Is this a unique case?

Yes, insofar there has never been a case in which somebody was prosecuted for quoting a Bible verse. And never before, has a prosecutor placed the traditional reading of this text under scrutiny. The conventional reading says that Paul rejects homosexuality in general and that this has authority for today as well.

In January, the prosecutor called this interpretation in court “fundamentalistic”. Mrs Räsänen’s lawyer disputed that since this reading was historically the most common interpretation and still has broad support worldwide. Apart from that, it is not for the court to decide which way of Bible interpretation is correct.

But elsewhere in Europe, there are comparable cases in which Christians are accused of discrimination or incitement against homosexuals. In the Netherlands, the Reformed Rev. Anton Kort was accused of hatred, although this was not based on what he said but on how others interpreted his words. Another preacher in Germany, Rev Olaf Latzel, was convicted because of the strong language that he used to refer to gay activists. His case is still waiting for an appeal.

IMG_20220124_090831_1 kopie.jpg
Räsänen speaks to the press. Photo Danielle Miettinen, CNE.news

Apart from this, there were a few court cases against entrepreneurs who were unwilling to use their creative gifts for the homosexual cause, like the baker in Northern Ireland who did not want to make a cake with “Support Gay Marriage”. The Supreme Court acquitted him.

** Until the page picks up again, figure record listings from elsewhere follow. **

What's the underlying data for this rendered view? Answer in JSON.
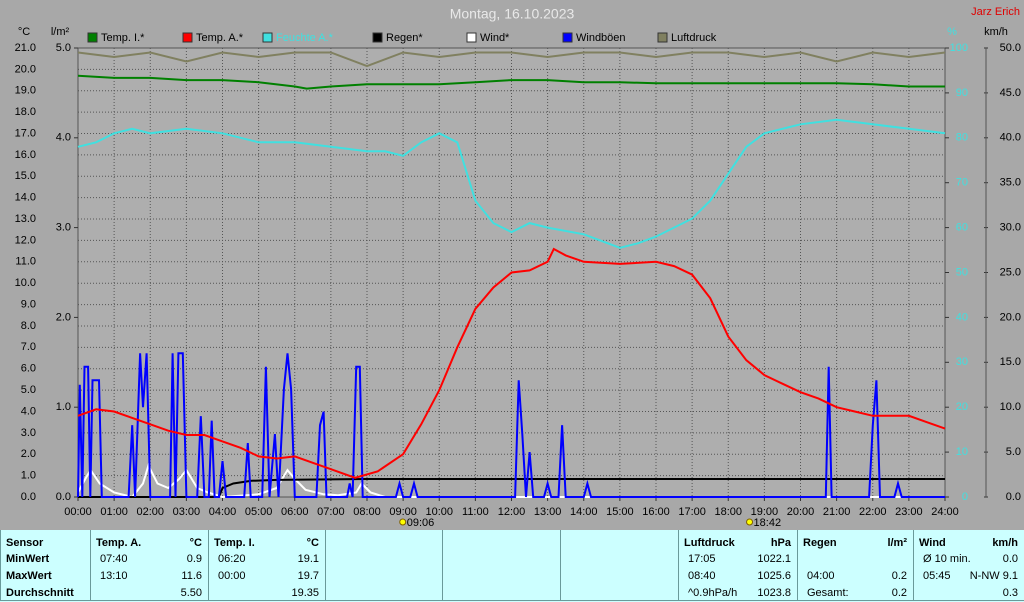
{
  "chart_data": {
    "type": "line",
    "title": "Montag, 16.10.2023",
    "author": "Jarz Erich",
    "y_label": "°C",
    "y2_label": "l/m²",
    "y3_label": "%",
    "y4_label": "km/h",
    "xlim": [
      0,
      24
    ],
    "xticks": [
      {
        "value": 0,
        "label": "00:00"
      },
      {
        "value": 1,
        "label": "01:00"
      },
      {
        "value": 2,
        "label": "02:00"
      },
      {
        "value": 3,
        "label": "03:00"
      },
      {
        "value": 4,
        "label": "04:00"
      },
      {
        "value": 5,
        "label": "05:00"
      },
      {
        "value": 6,
        "label": "06:00"
      },
      {
        "value": 7,
        "label": "07:00"
      },
      {
        "value": 8,
        "label": "08:00"
      },
      {
        "value": 9,
        "label": "09:00"
      },
      {
        "value": 10,
        "label": "10:00"
      },
      {
        "value": 11,
        "label": "11:00"
      },
      {
        "value": 12,
        "label": "12:00"
      },
      {
        "value": 13,
        "label": "13:00"
      },
      {
        "value": 14,
        "label": "14:00"
      },
      {
        "value": 15,
        "label": "15:00"
      },
      {
        "value": 16,
        "label": "16:00"
      },
      {
        "value": 17,
        "label": "17:00"
      },
      {
        "value": 18,
        "label": "18:00"
      },
      {
        "value": 19,
        "label": "19:00"
      },
      {
        "value": 20,
        "label": "20:00"
      },
      {
        "value": 21,
        "label": "21:00"
      },
      {
        "value": 22,
        "label": "22:00"
      },
      {
        "value": 23,
        "label": "23:00"
      },
      {
        "value": 24,
        "label": "24:00"
      }
    ],
    "ylim": [
      0,
      21
    ],
    "yticks": [
      {
        "value": 0,
        "label": "0.0"
      },
      {
        "value": 1,
        "label": "1.0"
      },
      {
        "value": 2,
        "label": "2.0"
      },
      {
        "value": 3,
        "label": "3.0"
      },
      {
        "value": 4,
        "label": "4.0"
      },
      {
        "value": 5,
        "label": "5.0"
      },
      {
        "value": 6,
        "label": "6.0"
      },
      {
        "value": 7,
        "label": "7.0"
      },
      {
        "value": 8,
        "label": "8.0"
      },
      {
        "value": 9,
        "label": "9.0"
      },
      {
        "value": 10,
        "label": "10.0"
      },
      {
        "value": 11,
        "label": "11.0"
      },
      {
        "value": 12,
        "label": "12.0"
      },
      {
        "value": 13,
        "label": "13.0"
      },
      {
        "value": 14,
        "label": "14.0"
      },
      {
        "value": 15,
        "label": "15.0"
      },
      {
        "value": 16,
        "label": "16.0"
      },
      {
        "value": 17,
        "label": "17.0"
      },
      {
        "value": 18,
        "label": "18.0"
      },
      {
        "value": 19,
        "label": "19.0"
      },
      {
        "value": 20,
        "label": "20.0"
      },
      {
        "value": 21,
        "label": "21.0"
      }
    ],
    "y2lim": [
      0,
      5
    ],
    "y2ticks": [
      {
        "value": 0,
        "label": "0.0"
      },
      {
        "value": 1,
        "label": "1.0"
      },
      {
        "value": 2,
        "label": "2.0"
      },
      {
        "value": 3,
        "label": "3.0"
      },
      {
        "value": 4,
        "label": "4.0"
      },
      {
        "value": 5,
        "label": "5.0"
      }
    ],
    "y3lim": [
      0,
      100
    ],
    "y3ticks": [
      0,
      10,
      20,
      30,
      40,
      50,
      60,
      70,
      80,
      90,
      100
    ],
    "y4lim": [
      0,
      50
    ],
    "y4ticks": [
      {
        "value": 0,
        "label": "0.0"
      },
      {
        "value": 5,
        "label": "5.0"
      },
      {
        "value": 10,
        "label": "10.0"
      },
      {
        "value": 15,
        "label": "15.0"
      },
      {
        "value": 20,
        "label": "20.0"
      },
      {
        "value": 25,
        "label": "25.0"
      },
      {
        "value": 30,
        "label": "30.0"
      },
      {
        "value": 35,
        "label": "35.0"
      },
      {
        "value": 40,
        "label": "40.0"
      },
      {
        "value": 45,
        "label": "45.0"
      },
      {
        "value": 50,
        "label": "50.0"
      }
    ],
    "grid": true,
    "series": [
      {
        "name": "Temp. I.*",
        "color": "#008000",
        "axis": "y",
        "x": [
          0,
          1,
          2,
          3,
          4,
          5,
          6,
          6.33,
          7,
          8,
          9,
          10,
          11,
          12,
          13,
          14,
          15,
          16,
          17,
          18,
          19,
          20,
          21,
          22,
          23,
          24
        ],
        "values": [
          19.7,
          19.6,
          19.6,
          19.5,
          19.5,
          19.4,
          19.2,
          19.1,
          19.2,
          19.3,
          19.3,
          19.3,
          19.4,
          19.5,
          19.5,
          19.4,
          19.4,
          19.35,
          19.35,
          19.35,
          19.35,
          19.35,
          19.35,
          19.3,
          19.2,
          19.2
        ]
      },
      {
        "name": "Temp. A.*",
        "color": "#ff0000",
        "axis": "y",
        "x": [
          0,
          0.5,
          1,
          1.5,
          2,
          2.5,
          3,
          3.5,
          4,
          4.5,
          5,
          5.5,
          6,
          6.5,
          7,
          7.67,
          8.3,
          9,
          9.5,
          10,
          10.5,
          11,
          11.5,
          12,
          12.5,
          13,
          13.17,
          13.5,
          14,
          15,
          16,
          16.5,
          17,
          17.5,
          18,
          18.5,
          19,
          19.5,
          20,
          20.5,
          21,
          21.5,
          22,
          22.5,
          23,
          23.5,
          24
        ],
        "values": [
          3.8,
          4.1,
          4.0,
          3.7,
          3.4,
          3.1,
          2.9,
          2.9,
          2.6,
          2.3,
          1.9,
          1.8,
          1.9,
          1.6,
          1.3,
          0.9,
          1.2,
          2.0,
          3.4,
          5.0,
          7.0,
          8.8,
          9.8,
          10.5,
          10.6,
          11.0,
          11.6,
          11.3,
          11.0,
          10.9,
          11.0,
          10.8,
          10.4,
          9.3,
          7.5,
          6.4,
          5.7,
          5.3,
          4.9,
          4.6,
          4.2,
          4.0,
          3.8,
          3.8,
          3.8,
          3.5,
          3.2
        ]
      },
      {
        "name": "Feuchte A.*",
        "color": "#40e0e0",
        "axis": "y3",
        "x": [
          0,
          0.5,
          1,
          1.5,
          2,
          3,
          4,
          5,
          6,
          7,
          8,
          8.5,
          9,
          9.5,
          10,
          10.5,
          11,
          11.5,
          12,
          12.5,
          13,
          14,
          15,
          15.5,
          16,
          17,
          17.5,
          18,
          18.5,
          19,
          20,
          21,
          22,
          23,
          24
        ],
        "values": [
          78,
          79,
          81,
          82,
          81,
          82,
          81,
          79,
          79,
          78,
          77,
          77,
          76,
          79,
          81,
          79,
          66,
          61,
          59,
          61,
          60,
          58.5,
          55.5,
          56.5,
          58,
          62,
          66,
          72,
          78,
          81,
          83,
          84,
          83,
          82,
          81
        ]
      },
      {
        "name": "Regen*",
        "color": "#000000",
        "axis": "y2",
        "x": [
          0,
          3.9,
          4.0,
          4.3,
          4.8,
          5.5,
          8.0,
          24
        ],
        "values": [
          0,
          0,
          0.1,
          0.15,
          0.18,
          0.19,
          0.2,
          0.2
        ]
      },
      {
        "name": "Wind*",
        "color": "#ffffff",
        "axis": "y4",
        "x": [
          0,
          0.2,
          0.35,
          0.6,
          1.0,
          1.5,
          1.8,
          1.95,
          2.2,
          2.5,
          2.8,
          3.0,
          3.3,
          3.6,
          4.0,
          5.0,
          5.5,
          5.8,
          6.0,
          6.3,
          6.8,
          7.2,
          7.7,
          7.85,
          8.1,
          8.5,
          24
        ],
        "values": [
          0.5,
          2,
          3,
          1.5,
          0.5,
          0,
          1.5,
          3.5,
          1.5,
          1,
          2,
          3,
          1,
          0.5,
          0,
          0.3,
          1,
          3,
          2,
          0.8,
          0.3,
          0.2,
          0.5,
          1.5,
          0.5,
          0,
          0
        ]
      },
      {
        "name": "Windböen",
        "color": "#0000ff",
        "axis": "y4",
        "x": [
          0,
          0.05,
          0.12,
          0.18,
          0.28,
          0.34,
          0.4,
          0.58,
          0.66,
          1.4,
          1.5,
          1.58,
          1.72,
          1.8,
          1.9,
          2.0,
          2.55,
          2.62,
          2.7,
          2.78,
          2.9,
          3.0,
          3.3,
          3.4,
          3.5,
          3.62,
          3.7,
          3.78,
          3.9,
          4.0,
          4.1,
          4.6,
          4.7,
          4.78,
          5.1,
          5.2,
          5.3,
          5.45,
          5.55,
          5.7,
          5.8,
          5.9,
          6.0,
          6.6,
          6.7,
          6.8,
          6.88,
          7.45,
          7.52,
          7.6,
          7.7,
          7.8,
          7.88,
          8.8,
          8.9,
          9.0,
          9.2,
          9.3,
          9.4,
          12.1,
          12.2,
          12.3,
          12.4,
          12.5,
          12.6,
          12.9,
          13.0,
          13.1,
          13.3,
          13.4,
          13.5,
          14.0,
          14.1,
          14.2,
          20.7,
          20.78,
          20.86,
          21.9,
          22.0,
          22.1,
          22.2,
          22.6,
          22.7,
          22.8,
          24
        ],
        "values": [
          0,
          12.5,
          0,
          14.5,
          14.5,
          0,
          13,
          13,
          0,
          0,
          8,
          0,
          16,
          10,
          16,
          0,
          0,
          16,
          0,
          16,
          16,
          0,
          0,
          9,
          0,
          0,
          8.5,
          0,
          0,
          4,
          0,
          0,
          6,
          0,
          0,
          14.5,
          0,
          7,
          0,
          12,
          16,
          12,
          0,
          0,
          8,
          9.5,
          0,
          0,
          1.5,
          0,
          14.5,
          14.5,
          0,
          0,
          1.5,
          0,
          0,
          1.5,
          0,
          0,
          13,
          7,
          0,
          5,
          0,
          0,
          1.5,
          0,
          0,
          8,
          0,
          0,
          1.5,
          0,
          0,
          14.5,
          0,
          0,
          8,
          13,
          0,
          0,
          1.5,
          0,
          0
        ]
      },
      {
        "name": "Luftdruck",
        "color": "#808060",
        "axis": "y3",
        "x": [
          0,
          1,
          2,
          3,
          4,
          5,
          6,
          7,
          8,
          9,
          10,
          11,
          12,
          13,
          14,
          15,
          16,
          17,
          18,
          19,
          20,
          21,
          22,
          23,
          24
        ],
        "values": [
          99,
          98,
          99,
          97,
          99,
          98,
          99,
          99,
          96,
          99,
          98,
          99,
          99,
          98,
          99,
          99,
          98,
          99,
          99,
          98,
          99,
          97,
          99,
          98,
          99
        ]
      }
    ],
    "annotations": [
      {
        "x": 9.1,
        "label": "09:06"
      },
      {
        "x": 18.7,
        "label": "18:42"
      }
    ]
  },
  "table": {
    "columns": [
      "Sensor",
      "Temp. A.",
      "°C",
      "Temp. I.",
      "°C",
      "Luftdruck",
      "hPa",
      "Regen",
      "l/m²",
      "Wind",
      "km/h"
    ],
    "rows": [
      [
        "MinWert",
        "07:40",
        "0.9",
        "06:20",
        "19.1",
        "17:05",
        "1022.1",
        null,
        null,
        "Ø 10 min.",
        "0.0"
      ],
      [
        "MaxWert",
        "13:10",
        "11.6",
        "00:00",
        "19.7",
        "08:40",
        "1025.6",
        "04:00",
        "0.2",
        "05:45",
        "N-NW 9.1"
      ],
      [
        "Durchschnitt",
        null,
        "5.50",
        null,
        "19.35",
        "^0.9hPa/h",
        "1023.8",
        "Gesamt:",
        "0.2",
        null,
        "0.3"
      ]
    ]
  }
}
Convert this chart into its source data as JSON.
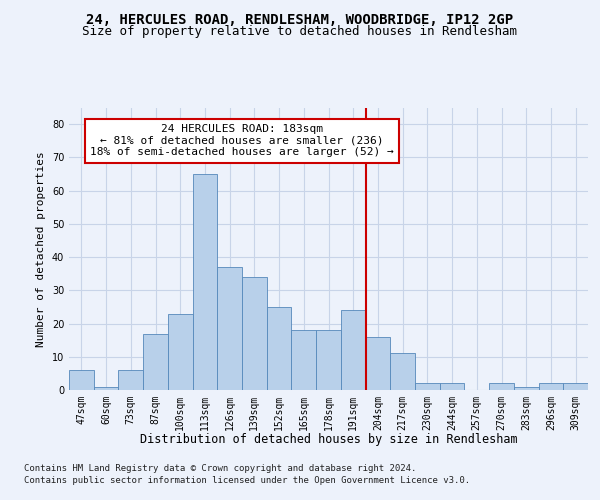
{
  "title1": "24, HERCULES ROAD, RENDLESHAM, WOODBRIDGE, IP12 2GP",
  "title2": "Size of property relative to detached houses in Rendlesham",
  "xlabel": "Distribution of detached houses by size in Rendlesham",
  "ylabel": "Number of detached properties",
  "categories": [
    "47sqm",
    "60sqm",
    "73sqm",
    "87sqm",
    "100sqm",
    "113sqm",
    "126sqm",
    "139sqm",
    "152sqm",
    "165sqm",
    "178sqm",
    "191sqm",
    "204sqm",
    "217sqm",
    "230sqm",
    "244sqm",
    "257sqm",
    "270sqm",
    "283sqm",
    "296sqm",
    "309sqm"
  ],
  "values": [
    6,
    1,
    6,
    17,
    23,
    65,
    37,
    34,
    25,
    18,
    18,
    24,
    16,
    11,
    2,
    2,
    0,
    2,
    1,
    2,
    2
  ],
  "bar_color": "#b8d0ea",
  "bar_edge_color": "#5588bb",
  "vline_x": 11.5,
  "vline_color": "#cc0000",
  "annotation_text": "24 HERCULES ROAD: 183sqm\n← 81% of detached houses are smaller (236)\n18% of semi-detached houses are larger (52) →",
  "annotation_box_color": "#ffffff",
  "annotation_box_edge": "#cc0000",
  "ylim": [
    0,
    85
  ],
  "yticks": [
    0,
    10,
    20,
    30,
    40,
    50,
    60,
    70,
    80
  ],
  "grid_color": "#c8d4e8",
  "footer1": "Contains HM Land Registry data © Crown copyright and database right 2024.",
  "footer2": "Contains public sector information licensed under the Open Government Licence v3.0.",
  "bg_color": "#edf2fb",
  "title1_fontsize": 10,
  "title2_fontsize": 9,
  "annotation_fontsize": 8,
  "tick_fontsize": 7,
  "ylabel_fontsize": 8,
  "xlabel_fontsize": 8.5,
  "footer_fontsize": 6.5
}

If the judge speaks on Wednesday, will that be the end of this case?

Very likely, it will be just the beginning. For both parties, Mrs Räsänen and the prosecutor, the case has such weight that an appeal will be very probable. It might take a few years before there is a final verdict.

What consequences will this have for the rest of Europe?

Directly speaking, there will not be any consequences for other countries before the European Court of Human Rights (ECHR) in Strasbourg has decided. That might take a few years.

The ECHR has always been very reluctant to express itself about the freedom of religion. Not only because this is a sensitive human right but also because of the diverse nature of the relation between church and state in different European states. For that reason, it would be tempting for the court to say that the Finnish verdict was “within the margins of appreciation” of the European human rights treaty.